Глаза доктора Левина многозначительно скакнули в направлении молодого священника.
— Что вы скажете, — спросил я его, — если я сегодня ночью выкраду его?
— А к чему такая спешка?
— От госпиталя есть хоть какая-то польза?
— Но и вреда никакого, — вилял доктор Левин.
Отец Дрэдди навострил уши. Знал ли он Глорию?
Она причащалась. Не у отца ли Дрэдди?
— Сейчас ему можно хоть чем-нибудь помочь? — спросил я Левина.

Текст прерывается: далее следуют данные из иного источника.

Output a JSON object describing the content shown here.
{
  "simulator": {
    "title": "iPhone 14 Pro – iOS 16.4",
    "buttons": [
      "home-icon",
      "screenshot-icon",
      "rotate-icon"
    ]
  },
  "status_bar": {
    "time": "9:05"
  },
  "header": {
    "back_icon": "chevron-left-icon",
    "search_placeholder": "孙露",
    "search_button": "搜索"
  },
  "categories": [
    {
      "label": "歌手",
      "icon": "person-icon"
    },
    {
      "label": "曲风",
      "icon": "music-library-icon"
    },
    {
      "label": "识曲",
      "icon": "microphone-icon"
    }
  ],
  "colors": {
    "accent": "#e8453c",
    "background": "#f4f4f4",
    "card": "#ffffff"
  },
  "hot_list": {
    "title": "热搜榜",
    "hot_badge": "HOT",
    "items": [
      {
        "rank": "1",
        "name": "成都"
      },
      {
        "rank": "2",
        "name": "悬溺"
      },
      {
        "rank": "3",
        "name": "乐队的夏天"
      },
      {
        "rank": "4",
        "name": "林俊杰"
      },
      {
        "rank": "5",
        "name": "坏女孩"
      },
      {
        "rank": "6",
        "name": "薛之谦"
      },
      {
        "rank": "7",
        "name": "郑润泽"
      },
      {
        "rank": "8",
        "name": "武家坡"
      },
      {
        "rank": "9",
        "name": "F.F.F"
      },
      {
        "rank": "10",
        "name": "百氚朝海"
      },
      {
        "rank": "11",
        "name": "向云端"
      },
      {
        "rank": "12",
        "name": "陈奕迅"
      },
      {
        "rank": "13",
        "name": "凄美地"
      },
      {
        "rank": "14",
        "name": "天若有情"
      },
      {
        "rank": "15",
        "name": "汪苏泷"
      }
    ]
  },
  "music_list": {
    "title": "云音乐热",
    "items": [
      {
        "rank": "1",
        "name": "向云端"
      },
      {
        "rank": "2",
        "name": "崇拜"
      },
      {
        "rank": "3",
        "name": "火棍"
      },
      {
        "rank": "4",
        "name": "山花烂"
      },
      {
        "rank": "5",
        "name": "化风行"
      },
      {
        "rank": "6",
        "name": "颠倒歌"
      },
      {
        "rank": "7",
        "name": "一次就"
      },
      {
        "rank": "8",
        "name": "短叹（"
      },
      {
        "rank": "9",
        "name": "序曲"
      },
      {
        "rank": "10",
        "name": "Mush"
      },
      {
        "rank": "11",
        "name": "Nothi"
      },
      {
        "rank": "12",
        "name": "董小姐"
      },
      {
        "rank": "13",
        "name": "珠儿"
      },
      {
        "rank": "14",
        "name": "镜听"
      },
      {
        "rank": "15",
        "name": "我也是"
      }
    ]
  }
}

— То есть продлить ему жизнь? Нет. Но многие случайности там, на воле, могут укоротить ее. За ним необходимо смотреть ежесекундно.
— Но если брать в целом?
— Я уже сказал. Ему осталось недолго.
— А ничего нет, чтобы он чувствовал себя лучше?
— Физически или духовно?
— Физически.
— Ничего.
— А духовно?
— Спросите отца Дрэдди.
— Я спрашиваю вас.
Левин запнулся.
— Ну… не знаю…
— Мне кажется, где-нибудь в другом месте ему будет гораздо лучше, — сказал я. — А если говорить об уходе, то, кто ухаживает за ним, — тоже имеет значение.
— Думаю, с этим можно согласиться.
— Проблема в том, что с ним никто не хочет возиться. Они хотят засунуть его в дом для престарелых.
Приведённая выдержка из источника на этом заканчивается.